Seventeen-year-old Xochi is alone in San Francisco, running from her painful past: the mother who abandoned her, the man who betrayed her. Then one day, she meets Pallas, a precocious twelve-year-old who lives with her rockstar family in one of the city’s storybook Victorians. Xochi accepts a position as Pallas’s live-in governess and quickly finds her place in their household, which is relaxed and happy despite the band's larger-than-life fame.

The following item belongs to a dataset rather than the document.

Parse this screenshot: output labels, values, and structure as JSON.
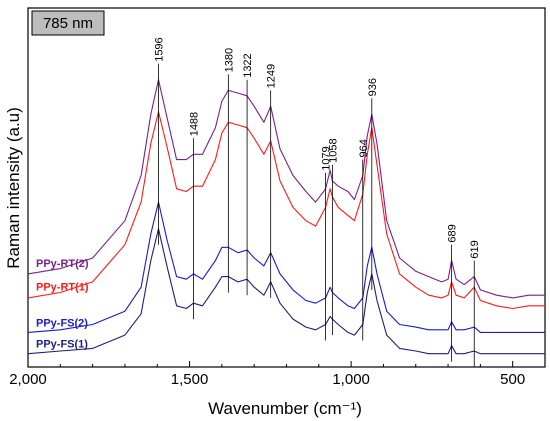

But on the night of the Vernal Equinox, as a concert afterparty rages in the house below, Xochi and Pallas accidentally summon a pair of ancient creatures devoted to avenging the wrongs of Xochi’s adolescence. She would do anything to preserve her new life, but with the creatures determined to exact vengeance on those who’ve hurt her, no one is safe—not the family she’s chosen, nor the one she left behind.